Celebrating South Africa’s heritage through its diverse art

Discover the meaning of Ubuntu and its influence in the Phansi Museum and listen to an audio interview with Paul Mikula who describes how the concept inspires him. Take in a 360 virtual tour of each of Phansi Museum’s themed galleries or learn about South African culture through five traditional art works.
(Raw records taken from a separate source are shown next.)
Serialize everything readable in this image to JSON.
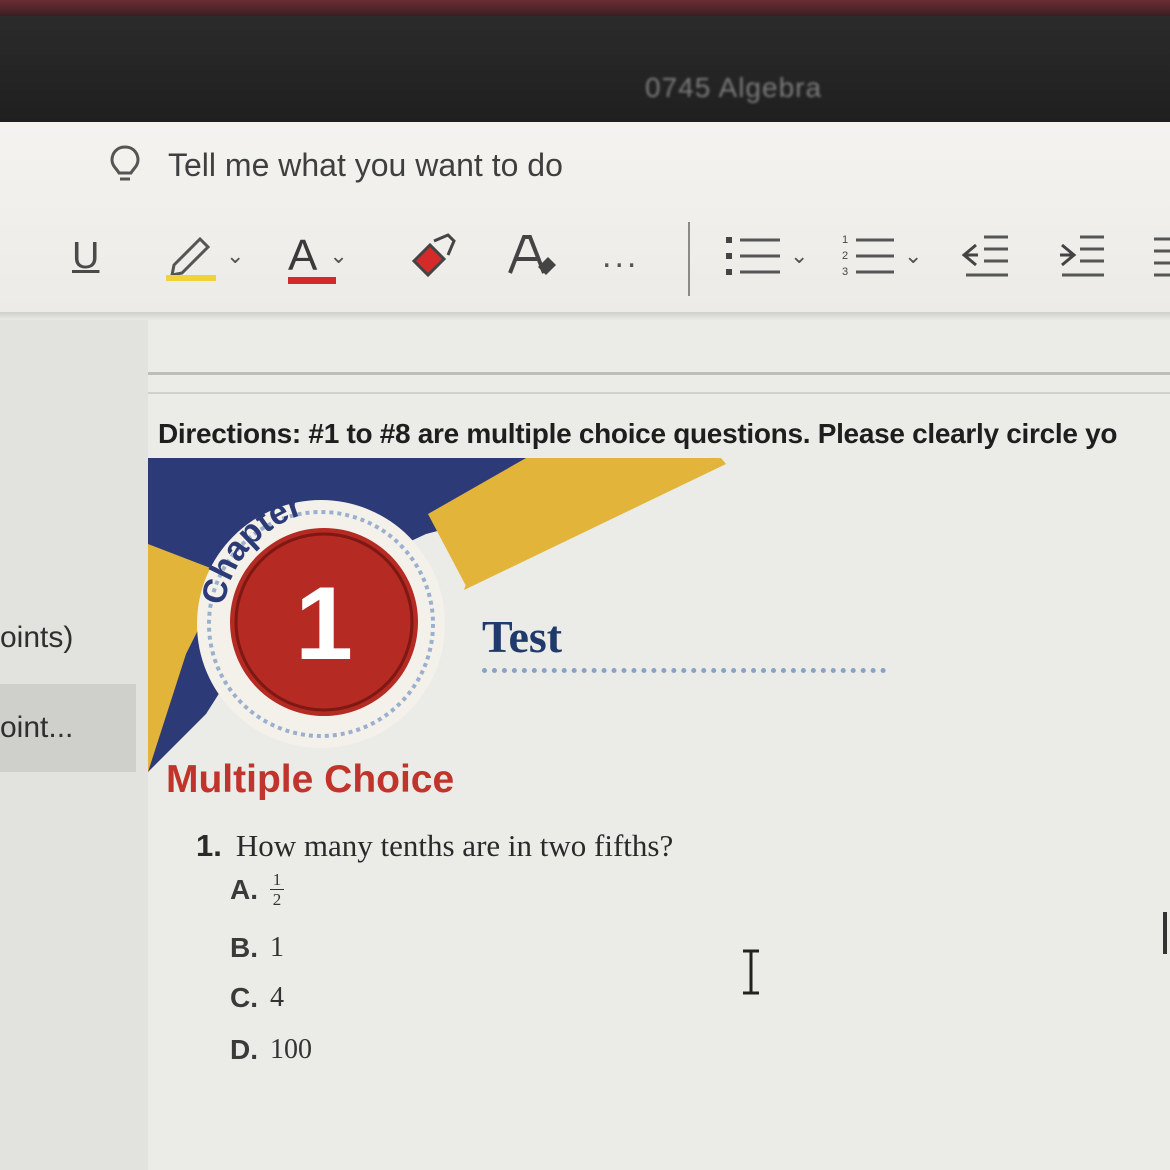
{
  "window": {
    "title": "0745 Algebra"
  },
  "ribbon": {
    "tell_me": "Tell me what you want to do",
    "underline_label": "U",
    "font_color_label": "A",
    "more_label": "...",
    "colors": {
      "highlight": "#f2d23a",
      "font_color": "#d42a2a"
    }
  },
  "sidebar": {
    "items": [
      {
        "label": "oints)"
      },
      {
        "label": "oint..."
      }
    ]
  },
  "document": {
    "directions": "Directions: #1 to #8 are multiple choice questions. Please clearly circle yo",
    "chapter_word": "Chapter",
    "chapter_number": "1",
    "test_label": "Test",
    "section_heading": "Multiple Choice",
    "question": {
      "number": "1.",
      "text": "How many tenths are in two fifths?",
      "options": [
        {
          "letter": "A.",
          "numerator": "1",
          "denominator": "2"
        },
        {
          "letter": "B.",
          "value": "1"
        },
        {
          "letter": "C.",
          "value": "4"
        },
        {
          "letter": "D.",
          "value": "100"
        }
      ]
    },
    "colors": {
      "heading": "#c1342b",
      "test": "#1f3a6b",
      "badge": "#b52a22",
      "gold": "#e2b43a",
      "navy": "#2c3a78"
    }
  }
}
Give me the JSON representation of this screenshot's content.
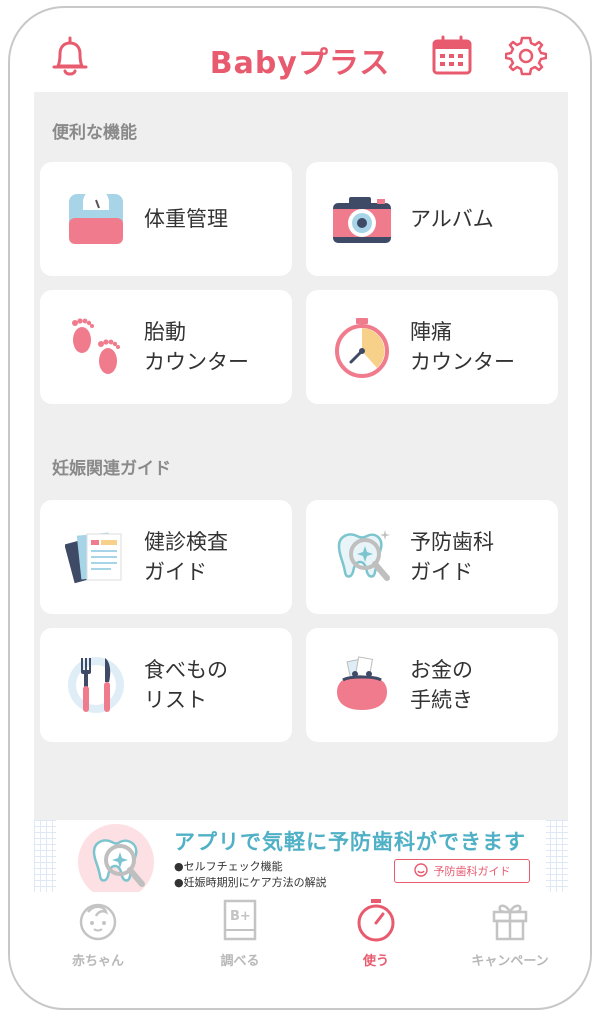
{
  "header": {
    "logo": "Babyプラス",
    "icons": [
      "bell-icon",
      "calendar-icon",
      "gear-icon"
    ],
    "accent": "#e85a6e"
  },
  "sections": [
    {
      "title": "便利な機能",
      "cards": [
        {
          "label": "体重管理",
          "icon": "scale-icon"
        },
        {
          "label": "アルバム",
          "icon": "camera-icon"
        },
        {
          "label": "胎動\nカウンター",
          "icon": "footprints-icon"
        },
        {
          "label": "陣痛\nカウンター",
          "icon": "stopwatch-icon"
        }
      ]
    },
    {
      "title": "妊娠関連ガイド",
      "cards": [
        {
          "label": "健診検査\nガイド",
          "icon": "documents-icon"
        },
        {
          "label": "予防歯科\nガイド",
          "icon": "tooth-icon"
        },
        {
          "label": "食べもの\nリスト",
          "icon": "fork-knife-icon"
        },
        {
          "label": "お金の\n手続き",
          "icon": "purse-icon"
        }
      ]
    }
  ],
  "banner": {
    "title": "アプリで気軽に予防歯科ができます",
    "bullet1": "●セルフチェック機能",
    "bullet2": "●妊娠時期別にケア方法の解説",
    "button": "予防歯科ガイド"
  },
  "tabs": [
    {
      "label": "赤ちゃん",
      "icon": "baby-face-icon",
      "active": false
    },
    {
      "label": "調べる",
      "icon": "book-icon",
      "active": false
    },
    {
      "label": "使う",
      "icon": "stopwatch-icon",
      "active": true
    },
    {
      "label": "キャンペーン",
      "icon": "gift-icon",
      "active": false
    }
  ]
}
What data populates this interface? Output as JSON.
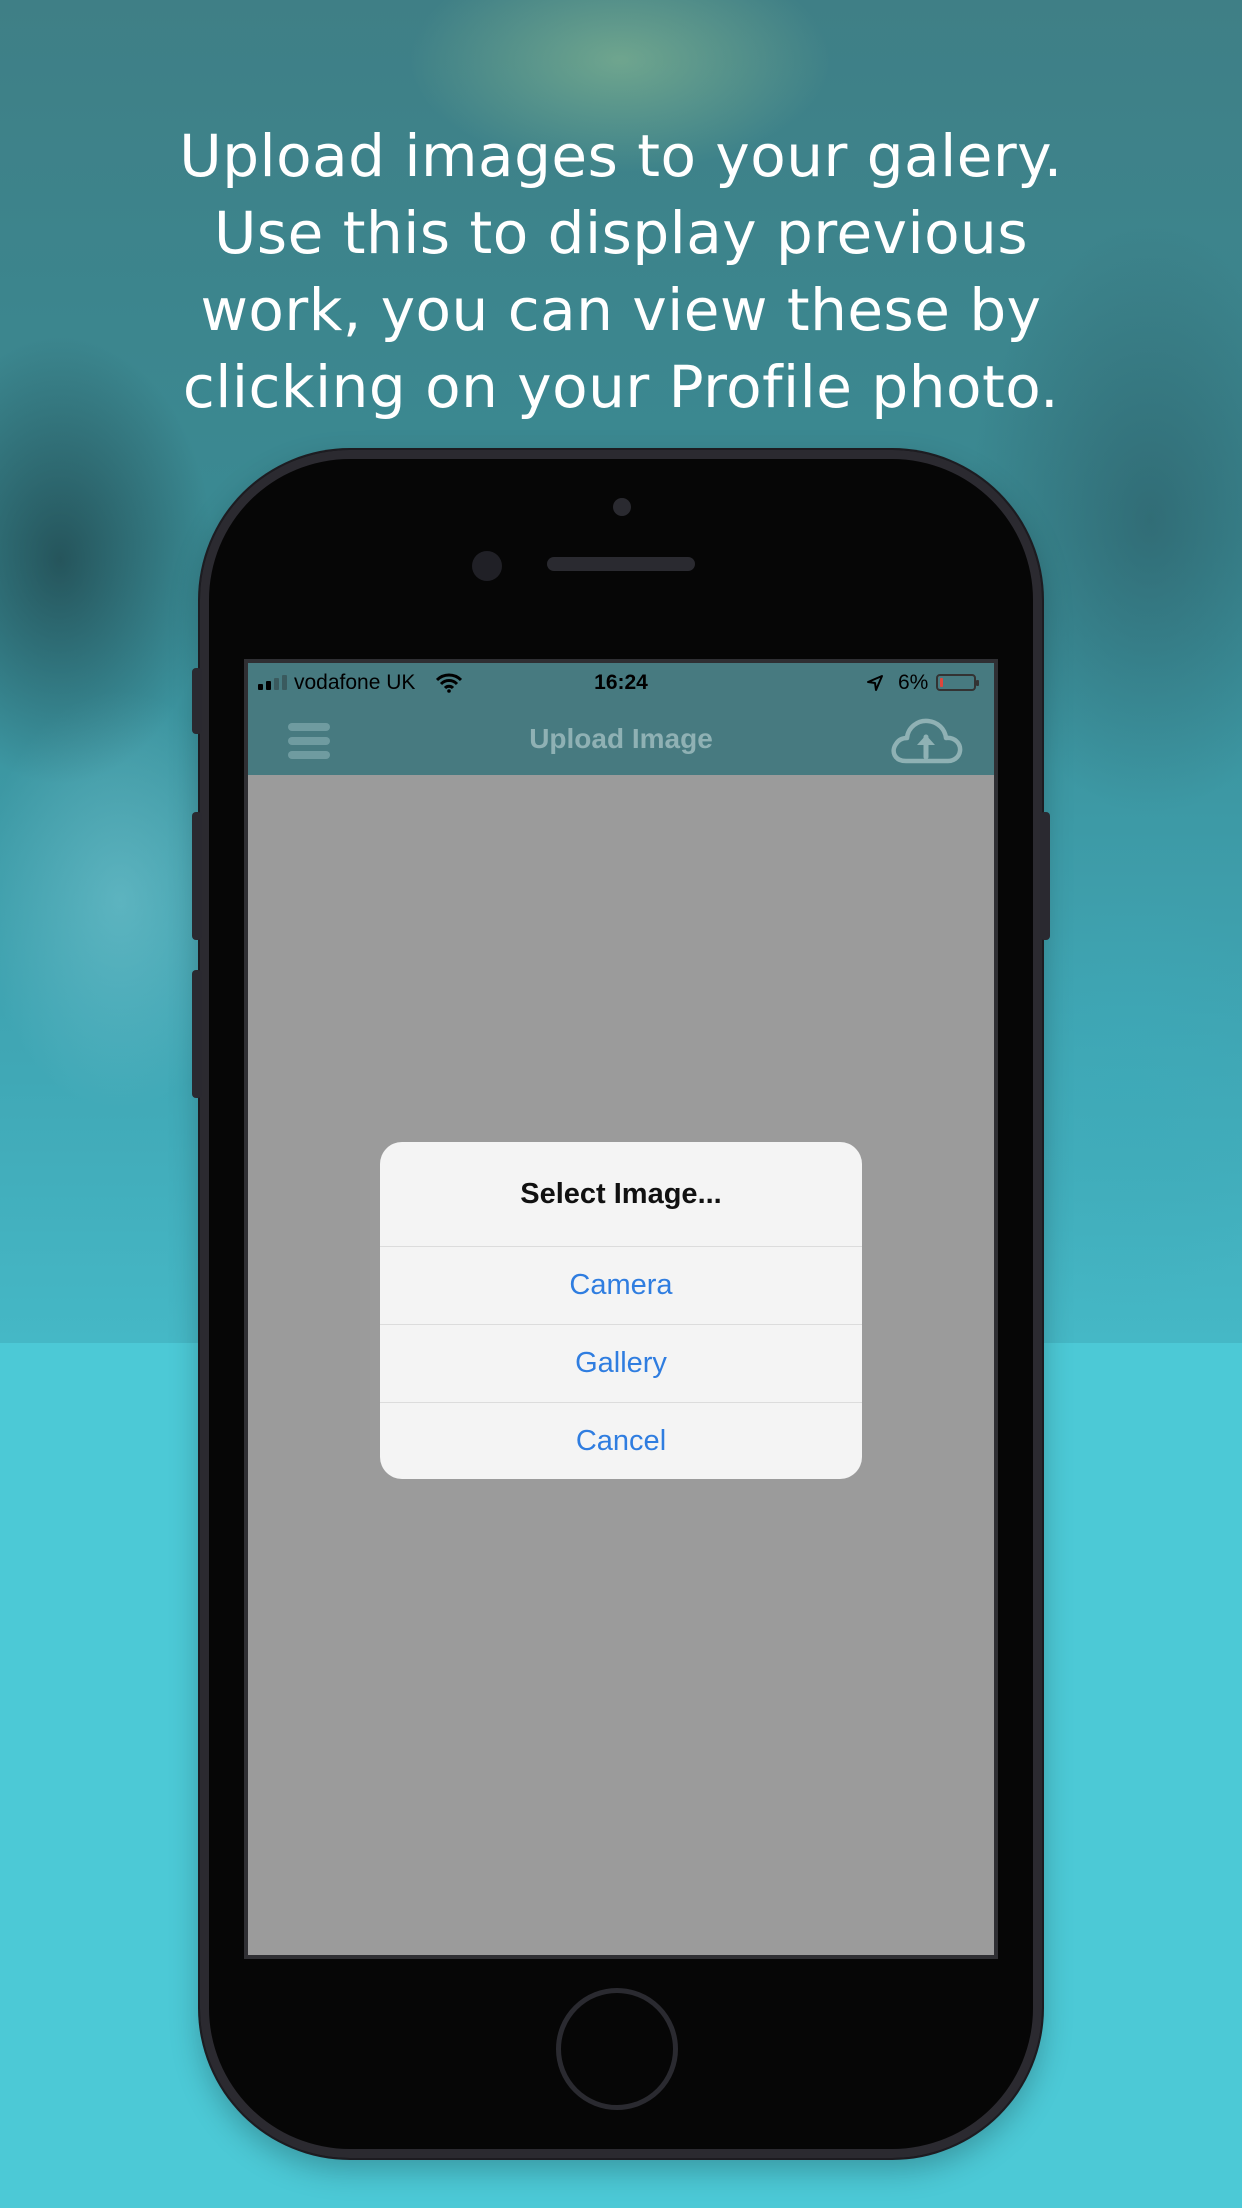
{
  "headline": {
    "lines": [
      "Upload images to your galery.",
      "Use this to display previous",
      "work, you can view these by",
      "clicking on your Profile photo."
    ]
  },
  "status_bar": {
    "carrier": "vodafone UK",
    "time": "16:24",
    "battery_percent": "6%",
    "battery_level": 0.06,
    "icons": [
      "signal-icon",
      "wifi-icon",
      "location-arrow-icon",
      "battery-icon"
    ]
  },
  "nav": {
    "title": "Upload Image",
    "menu_icon": "hamburger-menu-icon",
    "upload_icon": "cloud-upload-icon"
  },
  "dialog": {
    "title": "Select Image...",
    "options": [
      "Camera",
      "Gallery",
      "Cancel"
    ]
  },
  "colors": {
    "background_teal": "#4cc9d6",
    "nav_bar": "#477a80",
    "screen_overlay": "#9b9b9b",
    "action_blue": "#2f7de0",
    "phone_body": "#060606"
  }
}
2. Celebrate South African Women

Celebrating South Africa’s heritage through its diverse art

In a series of curated exhibits, University of Pretoria shines light on a set  of works which honor cultural attire and practices of South African women. The works were made in  the ‘80s  by illustrator Barbara Eleanor Harcourt Tyrrell who captured her subjects with great sensitivity and respect for their lived experience.  Tyrrell created the paintings for her book African Heritage and while the book may be difficult to find, the works are now available as part of the beautifully curated online project. Learn about women from Mpumalanga, Limpopo and KwaZulu Natal.

3. Traditional Healing

Celebrating South Africa’s heritage through its diverse art

Learn about indigenous healing practices in southern Africa through stories which introduce medicinal and healing rituals belonging to different South African cultures.Throwing Bones: Divination in Southern Africa takes viewers through the complex system of bone throwing performed by Sangomas, so that the ritual way in which objects are selected and the significance of how they fall is brought to light. The exhibit Magic, Metamorphosis and Medicine allows viewers to enter into San belief systems and to learn about Therianthropes and the beauty of San rock art.

4. Museums in 360
Using Google technology, Google Arts & Culture has worked with South African institutions to capture their spaces in 360 allowing visitors to the platform to tour Johannesburg Art Gallery’s vast and beautifully installed exhibits, enter into San Rock art at the Origins Centre and discover the life of artist Helen Martin at the Owl House.

5. Contemporary Art
In addition to the beautiful traditional art that is now available on the platform, this project also profiles contemporary South African artists who explore identity and ideas of the self through their works. In Journeys Into Textile and Identity five South African artists who work with textiles are profiled and the diverse rand of media they work in as well as their unique approach to fabric and fashion is explored. Artist Lohla Amira also claims space on the platform where her installation from 2020’s Sydney Biennale is shown, In the work spaces for rejuvenation and memory are created through beaded curtains placed above a ceremonial healing bed of salt while sounds of singing specifically made for healing and transforming the body into a space of wellness, ancestral connection and self care.